Five days. From blank directory to a live product with user auth, a working core feature, Stripe billing, and a landing page. A year ago that would have been two months minimum.
Let me be upfront: it wasn't pretty. The code needs refactoring. Some edge cases are held together with duct tape. The design is functional, not beautiful. But it works, it's live, real users can sign up and pay, and the core feature delivers value. That's an MVP.
Here's the day-by-day breakdown.
Day 1: Architecture and database
Started by describing the product to the AI. "I need a platform where users can upload documents, the AI analyzes them, and generates a structured report. Flask backend, React frontend, PostgreSQL."
The AI mapped out the database schema in about five minutes. Users, documents, analyses, reports — with proper foreign keys and constraints. I adjusted a few column types and added fields it forgot (like file_size and mime_type), then generated the SQLAlchemy models.
By end of day 1, I had: database schema, all models, JWT authentication (register, login, refresh, password reset), and a basic React shell with routing.
Time AI saved: probably 6-8 hours of boilerplate writing.
Day 2: Core feature
This was the hard day. The document analysis logic is the actual value of the product, and AI couldn't just generate it from a description. I spent most of the day designing the analysis pipeline, with AI helping on the implementation details.
"Write a function that extracts text from a PDF, chunks it into sections, and sends each section to Claude for analysis." The basic pipeline was generated quickly, but then reality hit: PDFs with weird formatting, tables that don't extract cleanly, API rate limits, error handling for partial failures.
Each of these edge cases required me to think through the solution, then AI helped implement it. It was collaborative, not automated.
Time AI saved: maybe 3-4 hours on implementation, but the thinking time was all mine.
Day 3: Frontend and API wiring
This was the fastest day. Most of the frontend is standard CRUD — forms, lists, detail views, loading states, error handling. AI generated component after component while I reviewed, adjusted styles, and connected everything to the backend.
The pattern: "Write a React component for [feature]. Use inline styles with these CSS variables. Include loading and error states. Call [specific API endpoint]."
Each component took 2-3 minutes to generate and 5-10 minutes to review and polish. I built about 15 components this way.
Time AI saved: easily 12-15 hours.
Day 4: Billing and deployment
Stripe integration was almost entirely AI-generated. The webhook handler, checkout sessions, subscription management, credit tracking — these are well-documented patterns that AI handles perfectly.
Deployment was the same story. Nginx config, gunicorn setup, systemd service, SSL certificate — all generated and executed through the chat. Having server access from the AI workspace meant I didn't need to open a terminal separately.
Time AI saved: 6-8 hours.
Day 5: Landing page and polish
The landing page was AI-assisted but heavily edited. AI generated the structure and copy; I rewrote most of it to sound like a human. Added testimonials (from beta testers), a demo video placeholder, and a pricing section.

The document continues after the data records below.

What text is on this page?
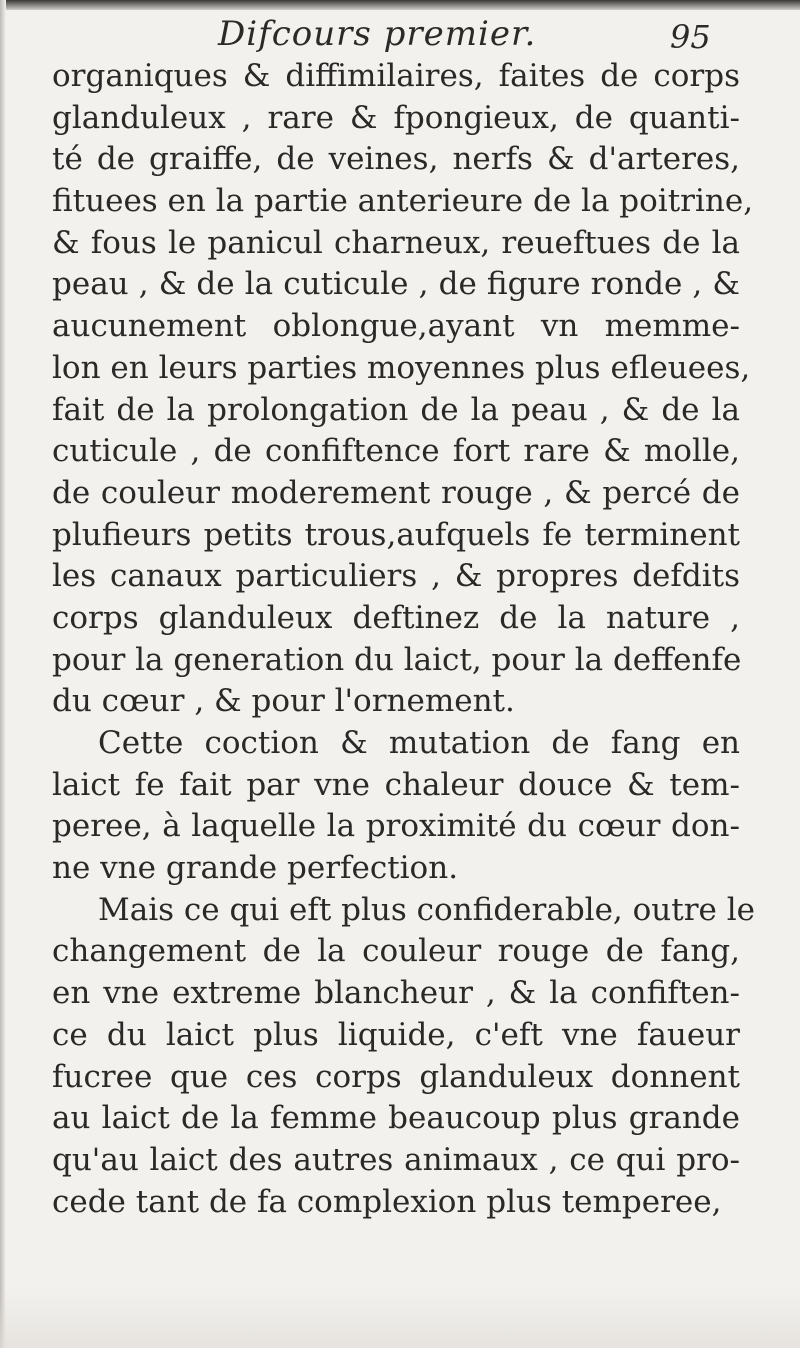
Difcours premier.	95
organiques & diffimilaires, faites de corps
glanduleux , rare & fpongieux, de quanti-
té de graiffe, de veines, nerfs & d'arteres,
fituees en la partie anterieure de la poitrine,
& fous le panicul charneux, reueftues de la
peau , & de la cuticule , de figure ronde , &
aucunement oblongue,ayant vn memme-
lon en leurs parties moyennes plus efleuees,
fait de la prolongation de la peau , & de la
cuticule , de confiftence fort rare & molle,
de couleur moderement rouge , & percé de
plufieurs petits trous,aufquels fe terminent
les canaux particuliers , & propres defdits
corps glanduleux deftinez de la nature ,
pour la generation du laict, pour la deffenfe
du cœur , & pour l'ornement.
Cette coction & mutation de fang en
laict fe fait par vne chaleur douce & tem-
peree, à laquelle la proximité du cœur don-
ne vne grande perfection.
Mais ce qui eft plus confiderable, outre le
changement de la couleur rouge de fang,
en vne extreme blancheur , & la confiften-
ce du laict plus liquide, c'eft vne faueur
fucree que ces corps glanduleux donnent
au laict de la femme beaucoup plus grande
qu'au laict des autres animaux , ce qui pro-
cede tant de fa complexion plus temperee,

Spent the rest of the day on polish: loading states, error messages, mobile responsiveness, and fixing the dozen small bugs that accumulated during the rush.
What worked
Boilerplate generation — auth, CRUD routes, database models, standard UI components. AI handles these perfectly and saves massive time.

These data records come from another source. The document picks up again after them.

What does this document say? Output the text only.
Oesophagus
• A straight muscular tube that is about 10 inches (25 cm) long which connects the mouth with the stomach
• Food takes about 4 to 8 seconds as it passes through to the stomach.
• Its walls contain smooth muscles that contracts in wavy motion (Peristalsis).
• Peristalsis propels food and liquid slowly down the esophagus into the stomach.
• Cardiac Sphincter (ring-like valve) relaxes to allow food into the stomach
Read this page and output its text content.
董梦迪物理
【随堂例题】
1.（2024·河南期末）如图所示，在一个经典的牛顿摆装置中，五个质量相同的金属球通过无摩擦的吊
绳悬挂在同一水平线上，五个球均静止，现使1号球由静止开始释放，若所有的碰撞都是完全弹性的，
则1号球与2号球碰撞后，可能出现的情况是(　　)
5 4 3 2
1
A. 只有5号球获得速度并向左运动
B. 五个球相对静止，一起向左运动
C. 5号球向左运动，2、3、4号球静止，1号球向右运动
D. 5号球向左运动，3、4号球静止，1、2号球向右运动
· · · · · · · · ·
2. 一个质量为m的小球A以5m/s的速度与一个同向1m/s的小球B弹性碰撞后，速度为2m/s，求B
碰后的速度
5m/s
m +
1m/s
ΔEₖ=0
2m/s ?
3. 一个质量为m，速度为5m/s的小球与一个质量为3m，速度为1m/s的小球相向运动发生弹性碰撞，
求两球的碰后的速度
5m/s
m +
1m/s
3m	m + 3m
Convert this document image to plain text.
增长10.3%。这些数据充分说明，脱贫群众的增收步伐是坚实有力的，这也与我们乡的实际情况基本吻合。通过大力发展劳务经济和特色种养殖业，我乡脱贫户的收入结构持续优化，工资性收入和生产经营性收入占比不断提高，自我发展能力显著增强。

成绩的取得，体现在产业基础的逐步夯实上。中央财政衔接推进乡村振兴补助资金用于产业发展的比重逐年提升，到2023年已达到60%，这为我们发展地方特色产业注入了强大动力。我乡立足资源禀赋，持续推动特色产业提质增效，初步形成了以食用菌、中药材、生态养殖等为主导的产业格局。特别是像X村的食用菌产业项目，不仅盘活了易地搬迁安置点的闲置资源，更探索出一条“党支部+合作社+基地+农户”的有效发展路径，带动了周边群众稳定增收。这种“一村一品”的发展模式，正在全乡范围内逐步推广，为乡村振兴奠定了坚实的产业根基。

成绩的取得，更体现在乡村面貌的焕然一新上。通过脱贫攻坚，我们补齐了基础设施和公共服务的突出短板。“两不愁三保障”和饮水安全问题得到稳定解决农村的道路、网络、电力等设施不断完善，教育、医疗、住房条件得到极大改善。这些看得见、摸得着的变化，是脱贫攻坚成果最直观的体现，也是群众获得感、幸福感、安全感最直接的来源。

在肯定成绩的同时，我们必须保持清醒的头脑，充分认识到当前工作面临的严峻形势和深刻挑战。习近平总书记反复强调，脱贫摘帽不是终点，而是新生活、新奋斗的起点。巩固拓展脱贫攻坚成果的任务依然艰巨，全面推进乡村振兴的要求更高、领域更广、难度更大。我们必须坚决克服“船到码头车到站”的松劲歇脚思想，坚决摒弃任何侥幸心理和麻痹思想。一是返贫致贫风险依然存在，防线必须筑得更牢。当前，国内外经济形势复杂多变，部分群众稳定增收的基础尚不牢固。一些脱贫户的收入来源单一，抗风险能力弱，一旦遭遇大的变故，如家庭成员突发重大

Debugging — pasting errors and getting instant diagnoses. Saved hours of Stack Overflow browsing.
Config generation — nginx, gunicorn, systemd, SSL. Never getting these wrong on the first try is a luxury.
What didn't work
Complex business logic — the core analysis pipeline required human thinking. AI helped implement but couldn't design it.
Design — AI-generated UI is functional but generic. Anything that needs to look distinctive requires human design sense.

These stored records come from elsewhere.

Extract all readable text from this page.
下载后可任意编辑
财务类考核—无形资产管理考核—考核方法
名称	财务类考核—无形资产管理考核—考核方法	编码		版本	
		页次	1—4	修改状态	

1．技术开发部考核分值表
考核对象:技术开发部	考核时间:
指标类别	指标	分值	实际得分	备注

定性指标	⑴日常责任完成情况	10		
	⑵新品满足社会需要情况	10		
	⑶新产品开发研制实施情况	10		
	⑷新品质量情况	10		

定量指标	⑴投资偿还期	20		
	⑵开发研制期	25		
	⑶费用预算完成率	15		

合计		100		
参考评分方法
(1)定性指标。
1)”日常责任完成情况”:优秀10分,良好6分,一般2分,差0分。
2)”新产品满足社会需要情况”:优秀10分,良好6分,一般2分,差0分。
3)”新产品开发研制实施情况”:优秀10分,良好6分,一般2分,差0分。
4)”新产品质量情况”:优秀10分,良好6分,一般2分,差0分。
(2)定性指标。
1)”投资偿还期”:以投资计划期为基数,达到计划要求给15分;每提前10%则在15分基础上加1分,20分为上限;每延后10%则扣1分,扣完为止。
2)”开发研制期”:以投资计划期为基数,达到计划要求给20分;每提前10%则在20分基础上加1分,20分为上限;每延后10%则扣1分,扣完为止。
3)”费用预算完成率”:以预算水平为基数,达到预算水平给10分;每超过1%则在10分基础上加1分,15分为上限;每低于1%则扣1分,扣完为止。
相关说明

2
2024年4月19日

Testing — AI can generate test cases, but knowing what to test requires understanding the product deeply. The AI would generate happy-path tests and miss the edge cases that actually break things.
Would I do it again?
Absolutely. Five days for an MVP with billing, auth, and a live deployment is genuinely new. The result isn't production-perfect, but it doesn't need to be — it's an MVP. The goal was to validate the idea, not build the final product.